The NEH summer stipend supports the completion of Whiting's book, Global War and the New American Landscape, 1939–48. Whiting’s book project explores landscape artists’ experiences and depictions of World War II, from bucolic and patriotic state-sponsored renditions to grim depictions of the reality of war. Whiting’s project is one of less than 200 to be funded by the NEH.

“I am thrilled to receive an NEH grant in support of my research. It will enable me to complete archival and photographic research in Washington D.C. at the Archives of American Art, the National Archives, and Library of Congress as well as to view paintings collected in the U.S. Army Center of Military History,” said Whiting.

Named the Paul Mellon Visiting Senior Fellow at CASVA, Whiting will be in residence at the National Gallery of Art in Washington, D.C. this summer. The Paul Mellon Visiting Senior Fellowship supports faculty research in the history, theory, and criticism of the visual arts (painting, sculpture, architecture, landscape architecture, urbanism, prints and drawings, film, photography, decorative arts, industrial design, and other arts) of any geographical area and of any period.

“Being in residence at CASVA will enable me to be part of a wonderful community of scholars and to exchange ideas with faculty, graduate students, and curators,” Whiting said.

Recognizing her lifetime of achievement in American art history, Whiting will accept the Lawrence A. Fleischman Award for Scholarly Excellence in the Field of American Art History from the Archives of American Art, Smithsonian Institute, at their gala in New York this October. The award was established in 1998 by Archives Trustee Barbara G. Fleischman as a tribute to her late husband, who founded the Archives in 1954.

“At UCI, we've long known and admired Cécile Whiting's work as the premier scholar of modern American art writing today, so it is very gratifying indeed to see her receive the recognition she deserves in the form of the eminently prestigious Fleischman Award as well as winning highly competitive grants from NEH and the National Gallery,” said Georges Van Den Abbeele, dean of the UCI School of Humanities.

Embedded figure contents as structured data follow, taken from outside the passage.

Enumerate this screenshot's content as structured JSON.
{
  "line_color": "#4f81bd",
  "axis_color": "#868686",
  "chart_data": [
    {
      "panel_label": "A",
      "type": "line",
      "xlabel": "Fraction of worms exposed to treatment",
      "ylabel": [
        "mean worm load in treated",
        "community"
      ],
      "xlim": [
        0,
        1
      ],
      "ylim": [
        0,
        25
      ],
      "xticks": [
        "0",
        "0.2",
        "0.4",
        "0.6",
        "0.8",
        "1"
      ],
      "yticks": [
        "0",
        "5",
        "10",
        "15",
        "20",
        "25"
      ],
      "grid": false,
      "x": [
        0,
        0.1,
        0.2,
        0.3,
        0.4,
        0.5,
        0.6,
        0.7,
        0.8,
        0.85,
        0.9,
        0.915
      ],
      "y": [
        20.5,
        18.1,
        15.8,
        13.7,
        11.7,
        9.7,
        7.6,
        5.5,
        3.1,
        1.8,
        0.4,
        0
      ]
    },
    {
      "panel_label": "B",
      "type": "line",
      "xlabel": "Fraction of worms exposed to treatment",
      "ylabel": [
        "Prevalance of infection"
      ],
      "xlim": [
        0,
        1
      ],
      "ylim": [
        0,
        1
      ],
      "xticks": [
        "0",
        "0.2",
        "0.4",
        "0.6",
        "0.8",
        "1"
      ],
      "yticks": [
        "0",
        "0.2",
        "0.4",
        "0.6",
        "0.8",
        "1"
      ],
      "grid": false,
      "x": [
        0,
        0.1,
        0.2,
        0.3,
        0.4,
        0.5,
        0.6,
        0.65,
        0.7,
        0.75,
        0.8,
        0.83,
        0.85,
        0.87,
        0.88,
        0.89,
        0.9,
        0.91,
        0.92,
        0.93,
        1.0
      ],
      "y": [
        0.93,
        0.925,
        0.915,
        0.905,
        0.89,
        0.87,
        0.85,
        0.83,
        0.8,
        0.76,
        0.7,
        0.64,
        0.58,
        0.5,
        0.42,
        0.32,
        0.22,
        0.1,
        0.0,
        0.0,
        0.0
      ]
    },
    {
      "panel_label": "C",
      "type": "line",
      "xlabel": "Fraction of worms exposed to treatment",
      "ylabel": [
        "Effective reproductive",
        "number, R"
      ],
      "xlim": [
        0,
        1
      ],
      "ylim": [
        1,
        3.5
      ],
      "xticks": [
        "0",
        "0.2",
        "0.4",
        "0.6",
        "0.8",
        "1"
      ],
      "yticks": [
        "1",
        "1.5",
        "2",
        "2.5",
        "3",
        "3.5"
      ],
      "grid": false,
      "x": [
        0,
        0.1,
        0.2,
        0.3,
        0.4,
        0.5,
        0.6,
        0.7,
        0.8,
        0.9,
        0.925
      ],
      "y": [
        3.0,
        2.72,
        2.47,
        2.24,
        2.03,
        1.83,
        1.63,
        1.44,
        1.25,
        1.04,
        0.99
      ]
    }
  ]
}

Whiting’s research centers primarily on American art of the mid-twentieth century. She is the author of Pop L.A.: Art and the City in the 1960s (University of California Press, 2006), which earned the 21st Annual Charles Eldredge Prize for Outstanding Scholarship in American Art; A Taste for Pop: Pop Art, Gender, and Consumer Culture (Cambridge University Press, 1997); and Antifascism in American Art (Yale University Press, 1989).